Which DNSBLs work well?

This is a question I get quite often and it’s a tough one to answer. I don’t really bother with running my own mail system any more, as I’m tired of the headache and happy to leave the server-level spam prevention to somebody else.

And I'm tired of taking other peoples' word for it that a certain blocklist works well or doesn't work well -- I've been burned a number of times by people listing stuff on a blocklist outside of a list's defined charter. It's very frustrating. And lots of people publish stats on how much mail they block with a given list, which is an incomplete measure of whether or not a list is any good. Think about it. If you block all mail, you're going to block all spam. But you're going to block all the rest of your inbound mail, too. And when you block mail with a DNSBL, you don't always have an easy way to tell if that mail was actually wanted or not.

So, I decided to tackle it a bit differently than other folks have. See, I have my own very large spamtrap, and the ability to compare lots of data on the fly.

For this project, I've created two feeds. One is a spam feed, composed of mail received by my many spamtrap addresses, with lots of questionable mail and obvious non-spam weeded out. I then created a non-spam feed. In this “hamtrap” I am directed solicited mail that I signed up for from over 400 senders, big and small. Now, I just have to sit back, watch the mail roll in, and watch the data roll up.

For the past week or so, I’ve been checking every piece of mail received at either the spamtrap or hamtrap against a bunch of different blocklists. I wrote software to ensure that the message is checked within a few minutes of receipt, a necessary step to gather accurate blocklist “hit” data.

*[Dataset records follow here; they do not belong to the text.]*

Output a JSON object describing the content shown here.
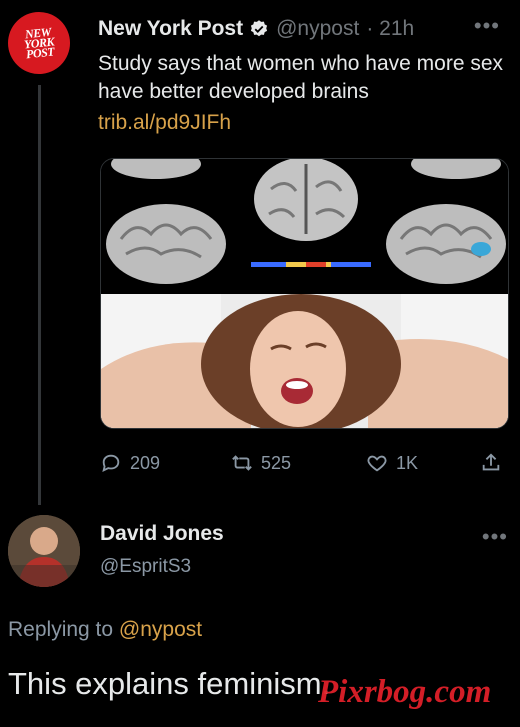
{
  "tweet": {
    "author_name": "New York Post",
    "author_handle": "@nypost",
    "time": "· 21h",
    "avatar_lines": [
      "NEW",
      "YORK",
      "POST"
    ],
    "text": "Study says that women who have more sex have better developed brains",
    "link": "trib.al/pd9JIFh",
    "replies": "209",
    "retweets": "525",
    "likes": "1K"
  },
  "reply": {
    "author_name": "David Jones",
    "author_handle": "@EspritS3",
    "replying_prefix": "Replying to",
    "replying_mention": "@nypost",
    "text": "This explains feminism."
  },
  "watermark": "Pixrbog.com",
  "colors": {
    "background": "#000000",
    "link_accent": "#d8a24a",
    "muted": "#8b98a5",
    "brand_red": "#d71920"
  }
}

After that first week, here’s what I’ve found. It might be obvious to you, or it might not: Spamhaus is a very accurate blocklist, and some others...aren't. Spamhaus’s “ZEN” blocklist correctly tagged about two-thirds of my spam, and tagged no desired mail incorrectly. Fairly impressive, especially when compared to some other blocklists. SORBS correctly tagged 55% of my spam mail, but got it wrong on the non-spam side of things ten percent of the time. If you think throwing away ten percent of the mail you want is troublesome, how about rejecting a third of desired mail? That’s what happens if you use the Fiveten blocklist. It correctly would block 58% of my spam during the test period, but with a false positive rate of 34%, that would make it unacceptable blocklist to use in any corporate environment where you actually want to receive mail your users asked to receive.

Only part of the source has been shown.